El programa que preparó Anna Lucia Richter fue exquisito. Se trataba de una selección de obras que reflejaban a la perfección las múltiples naturalezas del género alemán por excelencia. En Des Knaben Wunderhorn pudimos ver cómo lo popular, lo macabro y lo cómico pertenecen a un mismo mundo sonoro y la línea que separa la vida y la muerte, al igual que en el realismo mágico hispanoamericano a veces puede ser completamente imperceptible. Bastante diferente a la elegancia del lied de Wolf. Quizás más similar a un Schubert que nos reservaron para el final, una decisión acertada, ya que es éste el más descriptivo, un lied visual, muy acorde con la actitud pizpireta de Richter que no se limitó a cantar, sino que también nos encandiló con sus delicados movimientos y la gesticulación, ofreciendo así un recital mucho más amable y cercano a la idea de Gesamtkunstwerk, eludiendo la crítica nietzscheana a la artificialidad del lied.

La mezzosoprano Anna Lucia Richter durante el recital en el Teatro de la Zarzuela © Centro Nacional de Difusión Musical (CNDM) | Rafa Martín
La mezzosoprano Anna Lucia Richter durante el recital en el Teatro de la Zarzuela
© Centro Nacional de Difusión Musical (CNDM) | Rafa Martín

Un repertorio muy adecuado también para su voz. Richter cuenta con un excelente registro medio bien vibrado, sonoro y cuidado, lo que le permitió tanto exagerar matices, como realizar juegos vocales. La voz de la mezzosoprano fue como el manantial bíblico que vierte constantemente maná y nunca se agota, lo que en términos técnicos se llama tener un buen fiato, pero había más. Cada nota tenía su valor exacto, el grado de intensidad justo para caracterizar la emoción del lied.

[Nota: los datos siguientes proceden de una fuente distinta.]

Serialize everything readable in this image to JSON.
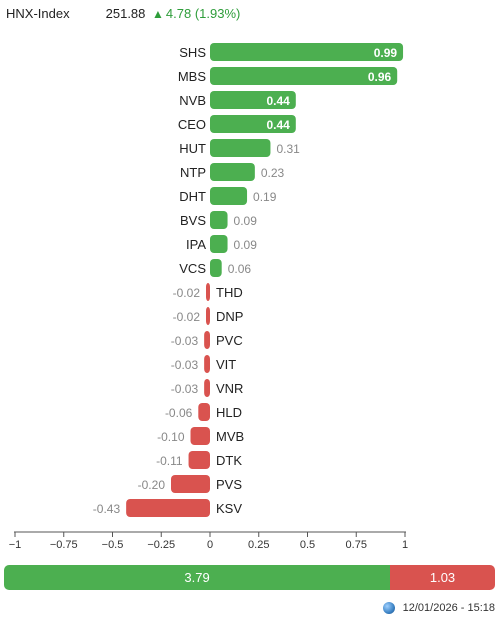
{
  "header": {
    "index_name": "HNX-Index",
    "index_value": "251.88",
    "change_arrow": "▲",
    "change": "4.78 (1.93%)"
  },
  "colors": {
    "positive": "#4caf50",
    "negative": "#d9534f",
    "label_muted": "#888888"
  },
  "chart_data": {
    "type": "bar",
    "orientation": "horizontal",
    "categories": [
      "SHS",
      "MBS",
      "NVB",
      "CEO",
      "HUT",
      "NTP",
      "DHT",
      "BVS",
      "IPA",
      "VCS",
      "THD",
      "DNP",
      "PVC",
      "VIT",
      "VNR",
      "HLD",
      "MVB",
      "DTK",
      "PVS",
      "KSV"
    ],
    "values": [
      0.99,
      0.96,
      0.44,
      0.44,
      0.31,
      0.23,
      0.19,
      0.09,
      0.09,
      0.06,
      -0.02,
      -0.02,
      -0.03,
      -0.03,
      -0.03,
      -0.06,
      -0.1,
      -0.11,
      -0.2,
      -0.43
    ],
    "value_labels": [
      "0.99",
      "0.96",
      "0.44",
      "0.44",
      "0.31",
      "0.23",
      "0.19",
      "0.09",
      "0.09",
      "0.06",
      "-0.02",
      "-0.02",
      "-0.03",
      "-0.03",
      "-0.03",
      "-0.06",
      "-0.10",
      "-0.11",
      "-0.20",
      "-0.43"
    ],
    "xlim": [
      -1,
      1
    ],
    "ticks": [
      -1,
      -0.75,
      -0.5,
      -0.25,
      0,
      0.25,
      0.5,
      0.75,
      1
    ],
    "tick_labels": [
      "−1",
      "−0.75",
      "−0.5",
      "−0.25",
      "0",
      "0.25",
      "0.5",
      "0.75",
      "1"
    ],
    "grid": false
  },
  "summary": {
    "positive_total": 3.79,
    "negative_total": 1.03,
    "positive_label": "3.79",
    "negative_label": "1.03"
  },
  "footer": {
    "timestamp": "12/01/2026 - 15:18",
    "icon": "globe-icon"
  }
}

Si tuviera que destacar una sola cosa de la voz de Richter sería, sin duda, su flexibilidad. Una flexibilidad que se puede entender en muchos sentidos y en todos sería correcta. Por un lado podemos hablar de su capacidad para adaptarse a las diferentes emociones que las distintas obras del programa exigían transmitir, dominando tanto el dramatismo de Das irdische Leben a la despreocupación de Lob des hohen Verstandes. También sería correcto alabar su capacidad vocal. Aunque por encima de todo destacase su registro medio, por el cual supo descender y ascender con la misma naturalidad del habla, también nos mostró unos adecuados graves en, por ejemplo, Verbogenheit de Wolf. Un poco más forzados sonaron, sin embargo, los agudos de Gretchen am Spinnrade de Schubert.

Para el recital Richter contó con el adecuado acompañamiento de Ammiel Bushakevitz. Este pianista israelí que es conocido por unas ágiles y brillantes interpretaciones del repertorio instrumental de Schubert, precisamente fue en este autor en el que me pareció que menos destacó. Exceptuando el conocido acompañamiento de Gretchen am Spinnrade, que fue soberbio, faltó algo más de iniciativa que, si bien es completamente justificable en Mahler y en Wolf, donde la voz predomina claramente sobre el piano, es ésta conditio sine qua non en los lieder de Schubert, con unos acompañamientos mucho más relevantes para construir la escena del lied.

En cualquier caso este detalle no merma la impresión y el disfrute de la velada. De hecho pianista y cantante se compenetraron bien y supieron mostrar, especialmente en las propinas (Wie lange schon de Wolf y An den Mond de Schubert) una agradable complicidad. Pequeñas cosas, quizás no tan pequeñas, que hacen diferentes estos recitales, o este género.